Alamar, Havana’s Dog Cemetery

Osmel Almaguer

The Alamar dog cemetery.

HAVANA TIMES — Some time ago, I recall having written about my neighborhood’s dog cemetery, a stretch of land at the outskirts of Alamar where residents had, of their own will, begun to bury their dead pets, a place that had been vandalized by insensitive people and institutions.

I recall that, around that time, the piping that supplies the entire neighborhood with water was being repaired, and that these pipes cut across next to and over the dog cemetery. During the repair work, many of the tombs were destroyed.

A while after my post was published in Havana Times (a fellow blogger also had the intention of writing something about the incident, but I don’t know whether he finally did or not), I saw an employee from the Municipal Garbage Collection Head Office looking after the area.

I should point out that, despite the damage, people did not stop burying their pets in the dog cemetery. Some had more resources at their disposal than others. Some pets had tombs any human would envy (if they were alive, of course); others were merely a heap of stones with a makeshift wooden crucifix in the middle.

Today, the dog cemetery isn’t what it was before it was destroyed.
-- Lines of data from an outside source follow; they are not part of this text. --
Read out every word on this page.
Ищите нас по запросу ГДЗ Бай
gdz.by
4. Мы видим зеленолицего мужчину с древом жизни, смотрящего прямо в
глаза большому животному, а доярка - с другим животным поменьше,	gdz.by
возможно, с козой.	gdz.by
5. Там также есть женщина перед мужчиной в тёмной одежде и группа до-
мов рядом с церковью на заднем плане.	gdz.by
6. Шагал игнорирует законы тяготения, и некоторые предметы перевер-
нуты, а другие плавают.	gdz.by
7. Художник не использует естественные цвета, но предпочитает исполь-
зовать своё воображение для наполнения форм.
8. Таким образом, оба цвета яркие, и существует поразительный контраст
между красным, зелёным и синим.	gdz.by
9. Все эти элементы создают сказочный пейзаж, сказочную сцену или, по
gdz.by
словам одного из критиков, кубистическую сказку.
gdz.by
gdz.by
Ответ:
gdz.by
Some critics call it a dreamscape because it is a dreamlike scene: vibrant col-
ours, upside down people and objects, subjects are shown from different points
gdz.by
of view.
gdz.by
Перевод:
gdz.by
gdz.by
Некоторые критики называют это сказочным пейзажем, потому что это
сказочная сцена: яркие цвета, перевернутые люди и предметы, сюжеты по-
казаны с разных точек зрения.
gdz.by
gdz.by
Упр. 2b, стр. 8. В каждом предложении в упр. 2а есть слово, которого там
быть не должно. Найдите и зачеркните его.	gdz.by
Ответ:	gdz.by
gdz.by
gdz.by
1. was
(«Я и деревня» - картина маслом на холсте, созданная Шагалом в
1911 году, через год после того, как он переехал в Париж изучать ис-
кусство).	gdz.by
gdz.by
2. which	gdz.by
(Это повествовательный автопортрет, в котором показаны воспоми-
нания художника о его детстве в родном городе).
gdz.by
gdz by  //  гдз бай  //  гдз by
The grass no longer grows on the clayey ground. We are, at least, seeing government authorities respect the space.

This “zoocropolis”, opened by the friend of “Trompy”, a poodle that even had a photo of his likeness over his tomb, today has more than forty permanent residents. There, Canelo, Caneca, Nala and other dogs rest, their tombs a testimony of the love of their friends (I don’t like the word “owner”, as animals don’t actually belong to anyone) and what they meant to them in life.

I feel that the place needs something of a touch-up (I am the kind of person who believes death is not divorced from beauty). If I had the money, I would donate materials to those who wish to bury their pets there, and they would not have to be dogs necessarily.